Ten years ago, a 180 to 190 class typical buck was considered large in the deer breeding industry, he said. Today, a big typical is a 250 to 280 class buck, Cassidy said.

Antler growth has really exploded on the non-typical side, where they are often called mutant heads.

A decade ago, a 250 to 280 class non-typical set of headwear was considered big.
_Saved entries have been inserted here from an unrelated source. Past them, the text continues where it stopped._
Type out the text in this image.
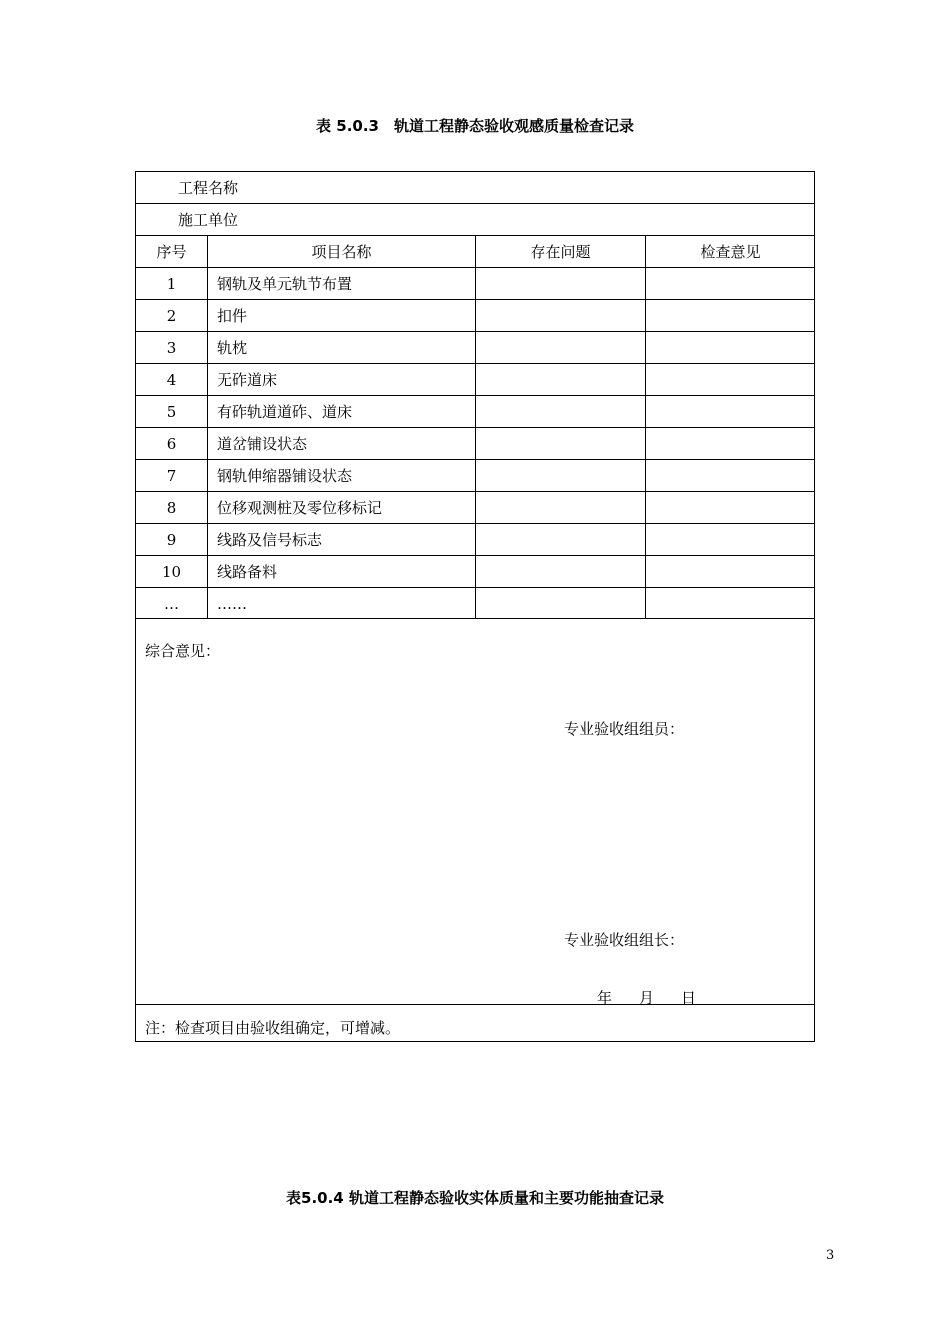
表 5.0.3　轨道工程静态验收观感质量检查记录
工程名称
施工单位
序号	项目名称	存在问题	检查意见
1	钢轨及单元轨节布置
2	扣件
3	轨枕
4	无砟道床
5	有砟轨道道砟、道床
6	道岔铺设状态
7	钢轨伸缩器铺设状态
8	位移观测桩及零位移标记
9	线路及信号标志
10	线路备料
…	……
综合意见：
专业验收组组员：
专业验收组组长：
年 月 日
注：检查项目由验收组确定，可增减。
表5.0.4 轨道工程静态验收实体质量和主要功能抽查记录
3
Now, there have been two monster non-typical bucks from Pennsylvania that have scored more than 500, Cassidy said.

Commercial hunting operations across the country often sell three-day hunts anywhere from $2,500 to $10,000 or more depending on the animal that a hunter is able to take home as a trophy.

But just like a great bucking bull, a great whitetail can be much more valuable as a stud.

A Tulsa breeder owned a deer named Maxbo that has more than 1,000 offspring on the North American Deer Registry, Cassidy said.

Maxbo died last year at age 9, but at one point its owner was annually selling 100 straws of semen from the animal at a price of $10,000 a straw, Cassidy said.

“Maxbo was unique,” he said. “He was sort of on the cusp of this deer breeding industry.”

A price of $2,500 a straw is more typical for a good buck, he said.

And there are no guarantees. Sometimes a trophy buck will never produce offspring as good as himself, Cassidy said.

Some breeders believe that the doe's genes are even more important than the buck's for reproduction, he said.


Did you know?

Oklahoma currently has 90 commercial hunting operations. They must be licensed and inspected annually by the Oklahoma Department of Wildlife Conservation.

Thirty-nine are upland game bird operations, 25 are high-fence areas for big game hunting and 26 are combinations of both.

On high-fence areas, the fence is required to be 8 feet high. It is illegal to mix wild deer with captive herds.

There is no minimum requirement on the size of commercial hunting areas in Oklahoma but they range from 400 to 1,000 acres, said Bill Hale, assistant chief of law enforcement for the Wildlife Department.

There are approximately 220 deer and elk breeding farms in the state. They must be licensed by the Oklahoma Department of Agriculture, Food and Forestry.